No vale la pena detenerse en los cambios de actitud o de opinión frente a la presencia de los militares en la vida cotidiana. Es cierto que hay quienes (el Presidente, algunos alcaldes) hasta hace poco la repudiaban y hoy la reclaman. Es cierto. Pero subrayar eso una y otra vez (el Presidente dijo esto alguna vez en las redes y ahora se desdice; este o aquel dirigente dijo esto otro que es distinto a lo que ahora asevera, y así) no conduce a ninguna parte, salvo a constatar que esa versión degradada del diálogo que son las redes parece haber invadido la esfera pública.
Pero eso no es lo relevante.
Lo relevante, lo que debiera llamar la atención, es el hecho de que se demande la presencia en la vida cotidiana de los militares, es decir, de quienes se han especializado en el empleo de la fuerza; de quienes, por antonomasia, son capaces de torcer la voluntad de otros mediante el uso de la fuerza física.
Y es que cuando ello ocurre no es una simple demanda de seguridad pública la que se formula, sino un síntoma de que las bases del orden están desapareciendo.
Ninguna sociedad funciona o descansa en el uso actual o eventual de la fuerza. Fue lo que dijo Talleyrand a Napoleón: con las bayonetas se puede hacer cualquier cosa, menos sentarse sobre ellas. Y ocurre que la sociedad, el orden civilizado, consiste en sentarse a conversar, a leer, a estudiar, a mirar esto o aquello, sin sobresaltos. No hay caso. Las sociedades no descansan sobre las armas. Por el contrario, son un sistema de usos sociales, una forma sedimentada, esclerotizada de costumbres más o menos inveteradas, de formas de comportamiento que revelan una cierta voluntad de convivencia, reducen la incertidumbre, achican la sombra del futuro y permiten a la gente cooperar entre sí y saber a qué atenerse. Esto no tiene que ver con la justicia. Hay sociedades que vistas desde fuera, por un observador externo, parecen profundamente injustas, y sin duda lo son, pero funcionan con la naturalidad de la respiración. Por eso llevan toda la razón Hayek u Ortega (el primero citando al segundo) cuando observan que el orden no es algo que les viene a las sociedades desde fuera de sí mismas, sino algo que les brota desde dentro.

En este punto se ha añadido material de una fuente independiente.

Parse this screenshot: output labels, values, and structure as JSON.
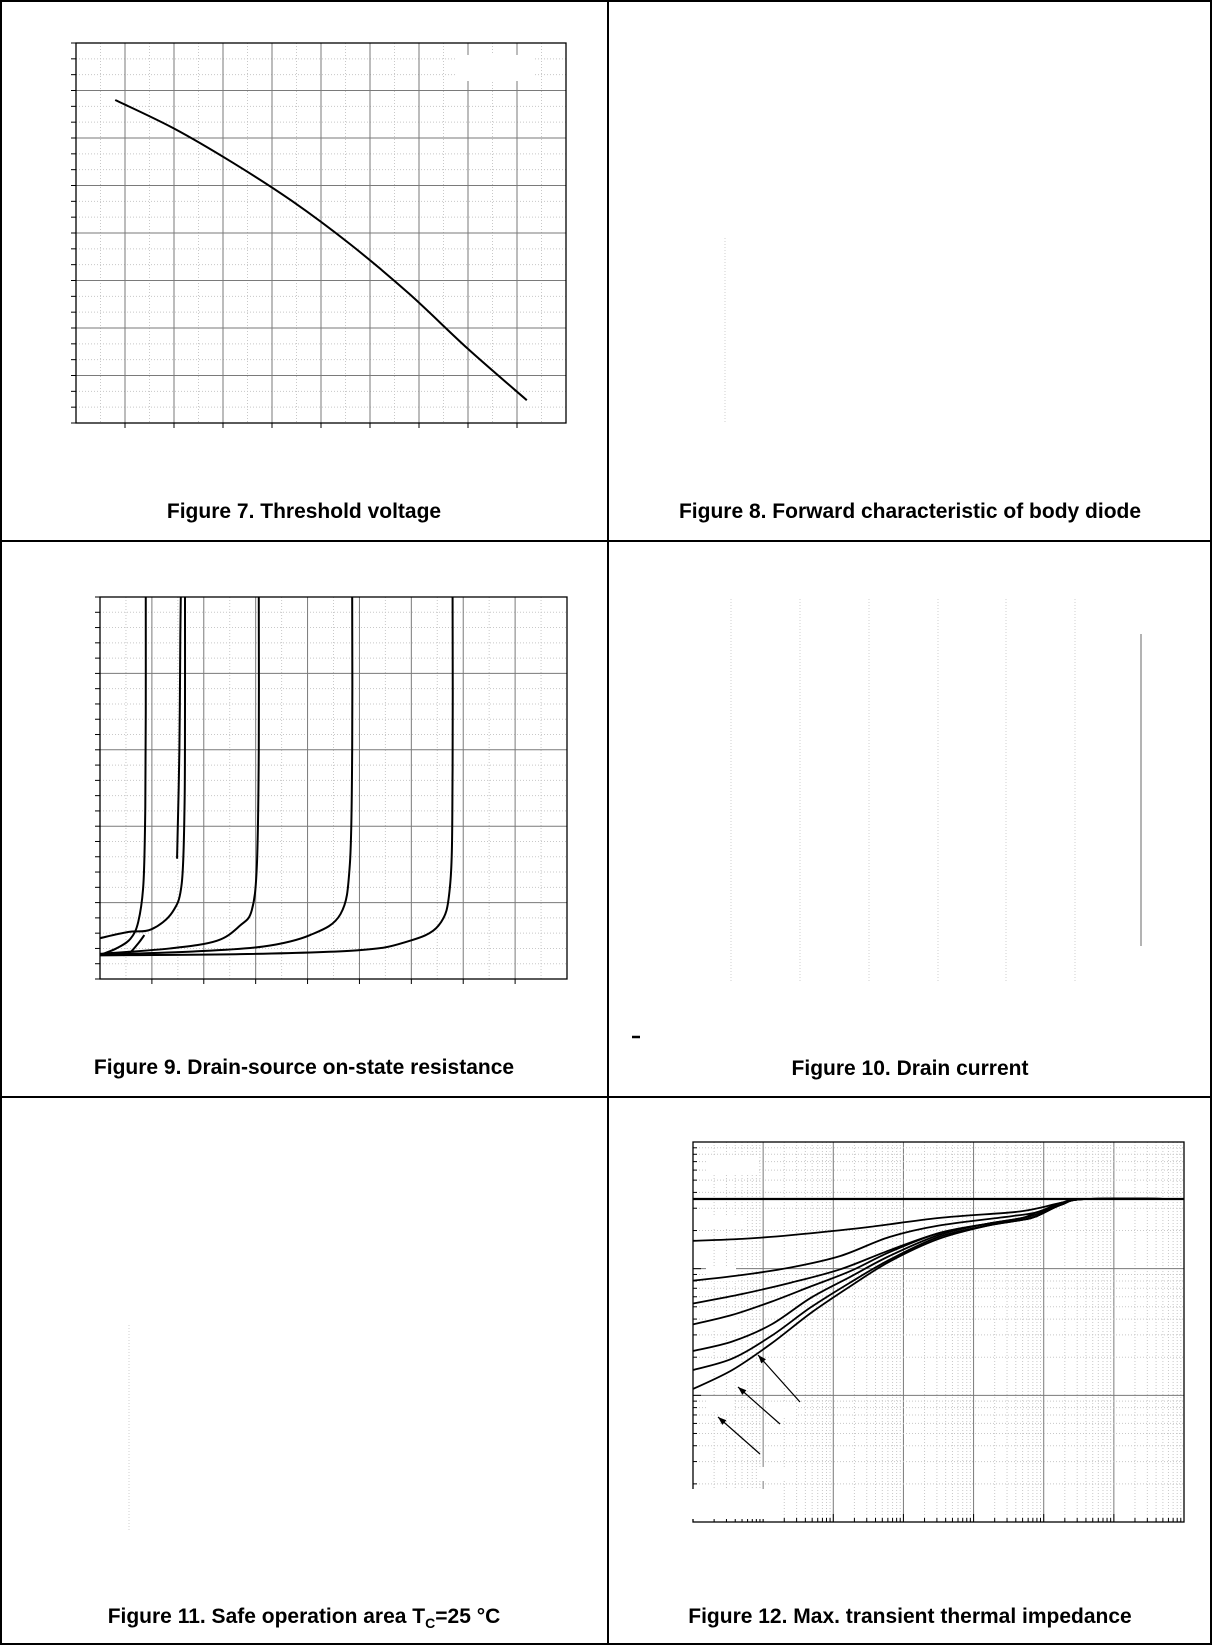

Por eso cuando se demanda la fuerza para que los bienes más básicos de la vida social sean posibles, como está ocurriendo hoy en los barrios (donde la gente echa de menos llevar adelante eso que Conrad llamaba la bendita rutina del barco: salir al trabajo o a la escuela y volver indemnes, planificar una salida al parque, llevar el día a día sin sorpresas ni sobresaltos), se está ante un síntoma flagrante de una crisis severa.
Y eso, o el comienzo de eso, es lo que se está experimentando.
Durante mucho tiempo los intelectuales (y no solo los de izquierda, claro está) pensaron que el problema básico de la política consistía en poner límites a la fuerza del Estado y realizar ciertos fines globales de justicia. El orden social, esa extraña forma de espontaneidad que hace posible la vida, se daba por descontado. Y entonces arriscaban la nariz frente a quienes legitimaban el orden y destacaban sus virtudes (fueron los tiempos en que se hacía mofa de quienes integraban lo que se llamó el partido del orden) o se embarcaban en dibujar un horizonte de justicia que hacía olvidar todo lo demás.
Y lo que está ocurriendo ahora es lo que puede ser llamado una reacción conservadora.
No, no se trata del conservadurismo como ideología, sino del conservadurismo como una cierta sensibilidad hacia lo que constituye las bases de la vida social. Si hasta hace poco la cuestión fundamental era cómo hacer posible el máximo de autonomía para el máximo posible de personas, lo que está ocurriendo ahora, y es de esperar que dará lugar a reflexiones y discernimientos teóricos, es una cuestión distinta y bien mirada, hasta cierto punto, previa a esa: ¿cómo hacer posible el orden social, la cooperación pacífica y disminuir la contingencia?
La demanda de militares en las calles es una muestra de un problema y satisfacerla morigerará el problema; pero no lo resolverá. La sociedad chilena vive un momento de desclasificación (es el otro nombre que dio Durkheim a la anomia), las formas sociales se han debilitado y es necesario fortalecerlas o dar lugar a otras. Y esa tarea, que tomará años o décadas, no es, claro está, de los militares: es, sobre todo, de la educación y de la cultura y requiere minorías que quieran tener la razón y no solo tener a las audiencias de su lado.
Pero de esas ya no hay o hay pocas. Y ese es el problema.